X_imbalanced = iris_imbalanced.drop(['Species','Id'], axis=1)
y_imbalanced = iris_imbalanced['Species']

scaler = StandardScaler()
X_imbalanced_scaled = scaler.fit_transform(X_imbalanced)

X_train, X_test, y_train, y_test = train_test_split(X_imbalanced_scaled, y_imbalanced, test_size=0.2, random_state=15)

y_train = y_train.to_numpy()
y_test = y_test.to_numpy()

Then, we can test the functions by running the below code.

knn = KNN(X_train, y_train)
# check the class distribution
print(knn.get_class_distribution())

# classify the 9th row of the testing input features using the original classify function
print(knn.classify(X_test[8], k=5))

# classify the 9th row of the testing input features using the imbalance detection classify function
print(knn.classify_weighted_imbalance(X_test[8], k=5, weights=None, threshold=1.5))
Deliverables
  • Output of the class distribution

  • Output of classifying X_test[8] using the original classify function with k=5

  • Output of classifying X_test[8] using the KNN algorithm with k=5 and threshold=1.5

Submitting your Work

Items to submit
  • firstname_lastname_project6.ipynb

You must double check your .ipynb after submitting it in gradescope. A very common mistake is to assume that your .ipynb file has been rendered properly and contains your code, comments (in markdown or with hashtags), and code output, even though it may not. Please take the time to double check your work. See the instructions on how to double check your submission.

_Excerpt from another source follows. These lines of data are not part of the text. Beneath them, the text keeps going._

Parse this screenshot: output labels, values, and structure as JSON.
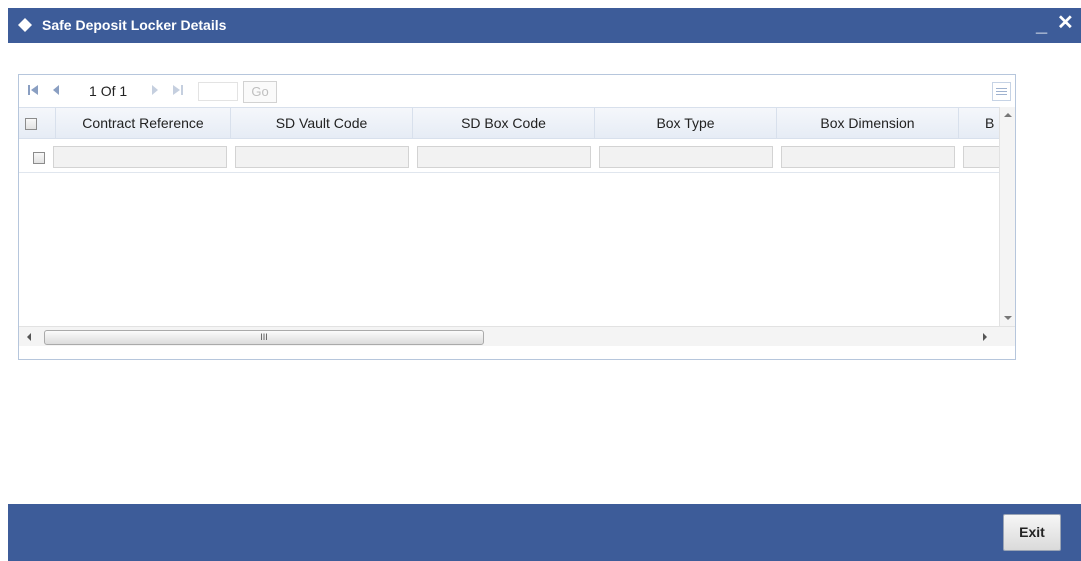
{
  "window": {
    "title": "Safe Deposit Locker Details",
    "minimize_glyph": "_",
    "close_glyph": "✕"
  },
  "pagination": {
    "current_page": "1",
    "of_label": "Of",
    "total_pages": "1",
    "page_input_value": "",
    "go_label": "Go"
  },
  "table": {
    "columns": [
      "Contract Reference",
      "SD Vault Code",
      "SD Box Code",
      "Box Type",
      "Box Dimension",
      "B"
    ],
    "rows": [
      {
        "values": [
          "",
          "",
          "",
          "",
          "",
          ""
        ],
        "checked": false
      }
    ]
  },
  "scrollbar": {
    "thumb_grip": "III"
  },
  "footer": {
    "exit_label": "Exit"
  },
  "icons": {
    "title": "diamond-icon",
    "first_page": "first-page-icon",
    "prev_page": "prev-page-icon",
    "next_page": "next-page-icon",
    "last_page": "last-page-icon",
    "settings": "grid-settings-icon"
  },
  "colors": {
    "header_bar": "#3d5c99",
    "footer_bar": "#3d5c99",
    "grid_border": "#b6c6dc",
    "header_row": "#e6ecf5"
  }
}
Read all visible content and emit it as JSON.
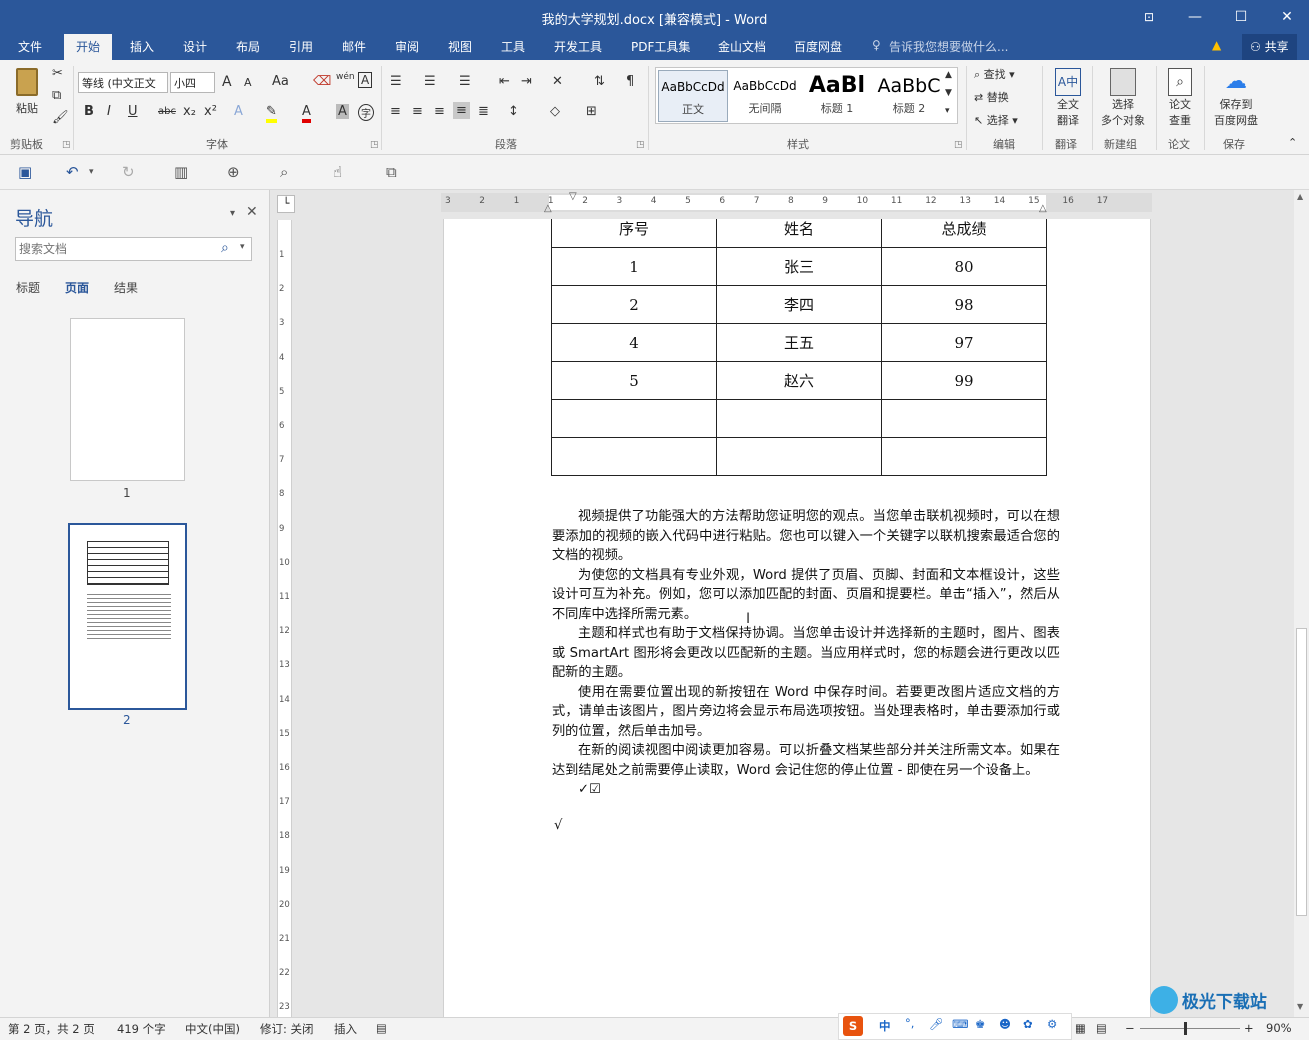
{
  "window": {
    "title": "我的大学规划.docx [兼容模式] - Word"
  },
  "menu": {
    "tabs": [
      "文件",
      "开始",
      "插入",
      "设计",
      "布局",
      "引用",
      "邮件",
      "审阅",
      "视图",
      "工具",
      "开发工具",
      "PDF工具集",
      "金山文档",
      "百度网盘"
    ],
    "active": "开始",
    "tellme": "告诉我您想要做什么...",
    "share": "共享"
  },
  "ribbon": {
    "clipboard": {
      "paste": "粘贴",
      "label": "剪贴板"
    },
    "font": {
      "name": "等线 (中文正文",
      "size": "小四",
      "label": "字体",
      "aa": "Aa",
      "wen": "wén",
      "a_big": "A",
      "a_small": "A",
      "bold": "B",
      "italic": "I",
      "underline": "U",
      "strike": "abc",
      "sub": "x₂",
      "sup": "x²",
      "a_effect": "A",
      "a_color": "A",
      "a_shade": "A",
      "circle": "字"
    },
    "paragraph": {
      "label": "段落"
    },
    "styles": {
      "label": "样式",
      "items": [
        {
          "sample": "AaBbCcDd",
          "name": "正文"
        },
        {
          "sample": "AaBbCcDd",
          "name": "无间隔"
        },
        {
          "sample": "AaBl",
          "name": "标题 1"
        },
        {
          "sample": "AaBbC",
          "name": "标题 2"
        }
      ]
    },
    "editing": {
      "find": "查找",
      "replace": "替换",
      "select": "选择",
      "label": "编辑"
    },
    "translate": {
      "btn1": "全文",
      "btn2": "翻译",
      "label": "翻译"
    },
    "newgroup": {
      "btn1": "选择",
      "btn2": "多个对象",
      "label": "新建组"
    },
    "paper": {
      "btn1": "论文",
      "btn2": "查重",
      "label": "论文"
    },
    "save": {
      "btn1": "保存到",
      "btn2": "百度网盘",
      "label": "保存"
    }
  },
  "nav": {
    "title": "导航",
    "search_placeholder": "搜索文档",
    "tabs": [
      "标题",
      "页面",
      "结果"
    ],
    "active_tab": "页面",
    "pages": [
      "1",
      "2"
    ]
  },
  "hruler_labels": [
    "3",
    "2",
    "1",
    "1",
    "2",
    "3",
    "4",
    "5",
    "6",
    "7",
    "8",
    "9",
    "10",
    "11",
    "12",
    "13",
    "14",
    "15",
    "16",
    "17"
  ],
  "vruler_labels": [
    "1",
    "2",
    "3",
    "4",
    "5",
    "6",
    "7",
    "8",
    "9",
    "10",
    "11",
    "12",
    "13",
    "14",
    "15",
    "16",
    "17",
    "18",
    "19",
    "20",
    "21",
    "22",
    "23"
  ],
  "document": {
    "table_header": [
      "序号",
      "姓名",
      "总成绩"
    ],
    "table_rows": [
      [
        "1",
        "张三",
        "80"
      ],
      [
        "2",
        "李四",
        "98"
      ],
      [
        "4",
        "王五",
        "97"
      ],
      [
        "5",
        "赵六",
        "99"
      ],
      [
        "",
        "",
        ""
      ],
      [
        "",
        "",
        ""
      ]
    ],
    "paragraphs": [
      "视频提供了功能强大的方法帮助您证明您的观点。当您单击联机视频时，可以在想要添加的视频的嵌入代码中进行粘贴。您也可以键入一个关键字以联机搜索最适合您的文档的视频。",
      "为使您的文档具有专业外观，Word 提供了页眉、页脚、封面和文本框设计，这些设计可互为补充。例如，您可以添加匹配的封面、页眉和提要栏。单击“插入”，然后从不同库中选择所需元素。",
      "主题和样式也有助于文档保持协调。当您单击设计并选择新的主题时，图片、图表或 SmartArt 图形将会更改以匹配新的主题。当应用样式时，您的标题会进行更改以匹配新的主题。",
      "使用在需要位置出现的新按钮在 Word 中保存时间。若要更改图片适应文档的方式，请单击该图片，图片旁边将会显示布局选项按钮。当处理表格时，单击要添加行或列的位置，然后单击加号。",
      "在新的阅读视图中阅读更加容易。可以折叠文档某些部分并关注所需文本。如果在达到结尾处之前需要停止读取，Word 会记住您的停止位置 - 即使在另一个设备上。",
      "✓☑"
    ],
    "check_line": "√"
  },
  "status": {
    "page": "第 2 页，共 2 页",
    "words": "419 个字",
    "lang": "中文(中国)",
    "track": "修订: 关闭",
    "mode": "插入",
    "ime": "中",
    "zoom": "90%"
  },
  "watermark": "极光下载站"
}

You will not receive full credit if your .ipynb file submitted in Gradescope does not show all of the information you expect it to, including the output for each question result (i.e., the results of running your code), and also comments about your work on each question. Please ask a TA if you need help with this. Please do not wait until Friday afternoon or evening to complete and submit your work.